Sponges are gentle and won’t cause harm to your fish fry, bettas or other nano fish.
The Output can be baffled
You can use many methods to divert, baffle, or block the water flow from the filter to lower the water pressure. To reduce water pressure, you can use an aquarium’s internal filter or canister with an output spout. You can aim the output at the aquarium’s water surface or back wall. If the water bounces off the wall or surface, it loses its kinetic energy and the current falls. Another option is to place a prefilter sponge over the output. The coarse sponge will help dissipate most water’s energy and still allow water to enter the fish tank. You can secure the pre filter sponge against a wall, aquarium decoration or other sturdy surface if the water flow is too strong to remove it. Some canister filters let you attach a spraybar to the output to reduce the energy loss as the water is dispersed through a series of holes. Spray bar holes can be directed towards the aquarium’s back wall in order to decrease the current.
Attach a pre-filter sponge or spray bar onto the filter output to dissipate the water pressure.
There are many filter baffle options that can be used to reduce flow in a hang-on back filter with a waterfall output. A block of sponge can be cut to the size of the waterfall, and stuffed into the opening. You can also attach craft mesh to the waterfall opening with zip ties or string. Many people also recommend using a soap dish container with suction cups and attaching it to the aquarium wall right under the waterfall. To further dampen the flow of water, add some foam, marbles, or moss to the soap dish.
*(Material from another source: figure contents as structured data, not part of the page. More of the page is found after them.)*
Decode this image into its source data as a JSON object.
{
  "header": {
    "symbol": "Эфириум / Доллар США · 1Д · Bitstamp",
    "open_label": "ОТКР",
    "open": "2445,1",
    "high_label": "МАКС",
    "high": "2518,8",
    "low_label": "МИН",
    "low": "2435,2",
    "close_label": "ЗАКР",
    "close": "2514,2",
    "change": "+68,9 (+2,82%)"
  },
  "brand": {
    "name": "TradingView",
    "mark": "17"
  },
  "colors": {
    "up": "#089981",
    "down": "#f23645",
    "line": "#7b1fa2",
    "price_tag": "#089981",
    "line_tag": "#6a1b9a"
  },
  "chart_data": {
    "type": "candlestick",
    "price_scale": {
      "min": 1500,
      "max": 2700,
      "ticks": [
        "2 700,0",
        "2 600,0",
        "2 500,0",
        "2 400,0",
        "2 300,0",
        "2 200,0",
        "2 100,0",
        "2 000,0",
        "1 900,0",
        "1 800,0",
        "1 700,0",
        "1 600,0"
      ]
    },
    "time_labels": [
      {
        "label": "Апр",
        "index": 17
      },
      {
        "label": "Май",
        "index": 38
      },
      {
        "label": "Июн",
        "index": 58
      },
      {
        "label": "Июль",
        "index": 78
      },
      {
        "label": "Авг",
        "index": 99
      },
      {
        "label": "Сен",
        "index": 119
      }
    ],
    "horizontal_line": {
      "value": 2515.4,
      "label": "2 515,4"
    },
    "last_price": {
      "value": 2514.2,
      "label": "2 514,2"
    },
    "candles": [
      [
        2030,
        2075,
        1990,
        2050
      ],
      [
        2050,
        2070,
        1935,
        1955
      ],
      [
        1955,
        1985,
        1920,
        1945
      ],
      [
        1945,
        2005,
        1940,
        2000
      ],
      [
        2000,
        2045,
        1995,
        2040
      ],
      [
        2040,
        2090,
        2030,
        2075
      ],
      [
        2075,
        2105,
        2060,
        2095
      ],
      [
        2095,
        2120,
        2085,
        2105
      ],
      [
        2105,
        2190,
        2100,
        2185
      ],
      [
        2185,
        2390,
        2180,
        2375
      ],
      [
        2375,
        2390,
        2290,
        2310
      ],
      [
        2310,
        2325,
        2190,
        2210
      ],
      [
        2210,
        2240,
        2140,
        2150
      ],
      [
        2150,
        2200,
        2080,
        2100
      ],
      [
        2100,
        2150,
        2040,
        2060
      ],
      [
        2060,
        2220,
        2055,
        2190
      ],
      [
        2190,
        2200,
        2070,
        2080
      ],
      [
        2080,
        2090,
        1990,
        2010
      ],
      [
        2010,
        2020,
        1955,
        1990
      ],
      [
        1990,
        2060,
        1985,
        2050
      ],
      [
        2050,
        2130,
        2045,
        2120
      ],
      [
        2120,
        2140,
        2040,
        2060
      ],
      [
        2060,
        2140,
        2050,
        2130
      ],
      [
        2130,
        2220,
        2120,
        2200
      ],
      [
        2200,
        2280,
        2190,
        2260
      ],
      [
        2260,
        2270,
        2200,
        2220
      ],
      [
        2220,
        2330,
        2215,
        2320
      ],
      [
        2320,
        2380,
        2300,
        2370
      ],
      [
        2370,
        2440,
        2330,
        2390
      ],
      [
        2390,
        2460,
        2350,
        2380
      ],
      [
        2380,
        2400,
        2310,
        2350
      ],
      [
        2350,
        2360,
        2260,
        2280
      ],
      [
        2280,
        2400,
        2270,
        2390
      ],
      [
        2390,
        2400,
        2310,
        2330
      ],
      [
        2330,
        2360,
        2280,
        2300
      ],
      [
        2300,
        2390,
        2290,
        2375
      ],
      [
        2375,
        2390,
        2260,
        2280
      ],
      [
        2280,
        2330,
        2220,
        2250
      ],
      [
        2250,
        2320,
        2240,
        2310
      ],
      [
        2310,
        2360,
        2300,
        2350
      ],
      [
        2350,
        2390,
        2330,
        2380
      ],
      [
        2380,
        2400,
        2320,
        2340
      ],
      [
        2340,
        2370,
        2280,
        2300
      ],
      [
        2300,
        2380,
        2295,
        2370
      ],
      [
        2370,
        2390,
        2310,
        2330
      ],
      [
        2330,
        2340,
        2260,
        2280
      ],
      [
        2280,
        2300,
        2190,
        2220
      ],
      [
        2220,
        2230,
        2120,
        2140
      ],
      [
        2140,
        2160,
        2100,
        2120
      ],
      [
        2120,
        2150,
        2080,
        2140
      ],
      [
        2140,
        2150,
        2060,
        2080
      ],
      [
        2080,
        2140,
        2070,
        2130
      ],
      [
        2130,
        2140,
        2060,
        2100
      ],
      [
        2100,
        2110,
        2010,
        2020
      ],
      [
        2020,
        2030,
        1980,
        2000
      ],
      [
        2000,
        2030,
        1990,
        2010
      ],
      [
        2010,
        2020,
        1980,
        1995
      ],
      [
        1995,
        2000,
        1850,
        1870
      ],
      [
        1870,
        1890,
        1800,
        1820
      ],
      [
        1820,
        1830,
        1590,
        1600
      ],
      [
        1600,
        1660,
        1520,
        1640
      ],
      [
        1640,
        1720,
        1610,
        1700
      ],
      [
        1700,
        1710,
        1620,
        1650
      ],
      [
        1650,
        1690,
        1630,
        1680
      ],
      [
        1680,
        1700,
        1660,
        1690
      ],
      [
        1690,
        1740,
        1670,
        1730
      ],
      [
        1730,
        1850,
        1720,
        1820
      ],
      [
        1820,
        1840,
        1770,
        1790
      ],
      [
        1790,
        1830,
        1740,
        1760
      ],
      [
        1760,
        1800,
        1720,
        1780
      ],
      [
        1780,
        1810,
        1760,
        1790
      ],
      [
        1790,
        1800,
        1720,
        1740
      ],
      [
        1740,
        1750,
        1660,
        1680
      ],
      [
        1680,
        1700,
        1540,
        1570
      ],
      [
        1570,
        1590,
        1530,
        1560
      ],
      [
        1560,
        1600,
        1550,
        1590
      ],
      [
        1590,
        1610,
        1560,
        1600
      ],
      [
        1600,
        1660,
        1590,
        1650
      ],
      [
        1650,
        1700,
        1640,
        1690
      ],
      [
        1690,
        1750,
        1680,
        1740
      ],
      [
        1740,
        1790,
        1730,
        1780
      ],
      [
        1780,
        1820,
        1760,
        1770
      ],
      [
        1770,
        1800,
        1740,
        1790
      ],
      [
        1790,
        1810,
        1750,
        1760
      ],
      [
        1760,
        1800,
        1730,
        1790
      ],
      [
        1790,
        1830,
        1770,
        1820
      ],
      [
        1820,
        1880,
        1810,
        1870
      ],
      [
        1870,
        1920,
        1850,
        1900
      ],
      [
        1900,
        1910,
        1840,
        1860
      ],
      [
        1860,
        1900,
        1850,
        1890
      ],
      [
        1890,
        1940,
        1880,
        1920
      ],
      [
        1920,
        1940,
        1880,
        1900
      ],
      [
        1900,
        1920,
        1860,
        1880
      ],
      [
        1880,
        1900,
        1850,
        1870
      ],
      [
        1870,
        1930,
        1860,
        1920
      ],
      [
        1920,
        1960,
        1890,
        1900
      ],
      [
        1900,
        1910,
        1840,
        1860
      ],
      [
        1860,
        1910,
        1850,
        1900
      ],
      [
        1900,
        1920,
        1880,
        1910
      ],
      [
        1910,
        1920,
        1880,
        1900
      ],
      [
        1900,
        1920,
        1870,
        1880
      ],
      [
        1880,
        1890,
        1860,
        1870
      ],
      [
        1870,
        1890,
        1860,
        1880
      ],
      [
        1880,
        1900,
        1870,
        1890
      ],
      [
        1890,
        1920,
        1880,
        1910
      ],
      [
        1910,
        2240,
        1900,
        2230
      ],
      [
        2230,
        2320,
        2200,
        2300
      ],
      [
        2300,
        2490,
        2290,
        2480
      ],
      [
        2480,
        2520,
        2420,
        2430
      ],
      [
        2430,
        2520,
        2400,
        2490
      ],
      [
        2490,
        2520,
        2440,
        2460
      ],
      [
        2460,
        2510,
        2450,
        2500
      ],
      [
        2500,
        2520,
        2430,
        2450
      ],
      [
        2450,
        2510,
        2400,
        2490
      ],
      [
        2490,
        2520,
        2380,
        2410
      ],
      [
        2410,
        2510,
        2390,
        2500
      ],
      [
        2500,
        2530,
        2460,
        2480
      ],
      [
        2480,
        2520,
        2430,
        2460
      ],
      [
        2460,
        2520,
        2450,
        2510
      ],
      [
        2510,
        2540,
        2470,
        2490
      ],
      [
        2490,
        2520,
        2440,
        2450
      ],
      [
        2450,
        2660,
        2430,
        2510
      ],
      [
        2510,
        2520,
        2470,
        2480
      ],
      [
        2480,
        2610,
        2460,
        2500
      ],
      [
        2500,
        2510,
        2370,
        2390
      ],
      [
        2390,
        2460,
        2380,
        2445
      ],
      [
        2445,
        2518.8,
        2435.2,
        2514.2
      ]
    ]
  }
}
To help reduce the water pressure, you can place live plants, hardscape or fish tank ornaments either in front of or under the waterfall. Adding decorations and plants to the aquarium will cause the water to break down and slow down. Depending on the configuration of your aquarium, you might be able to combine multiple of these techniques to lower the current and provide the fish with the stress-free environment they desire.
Place a soap dish, plants, or decorations under the waterfall of your hang-on-back filter to lessen the flow.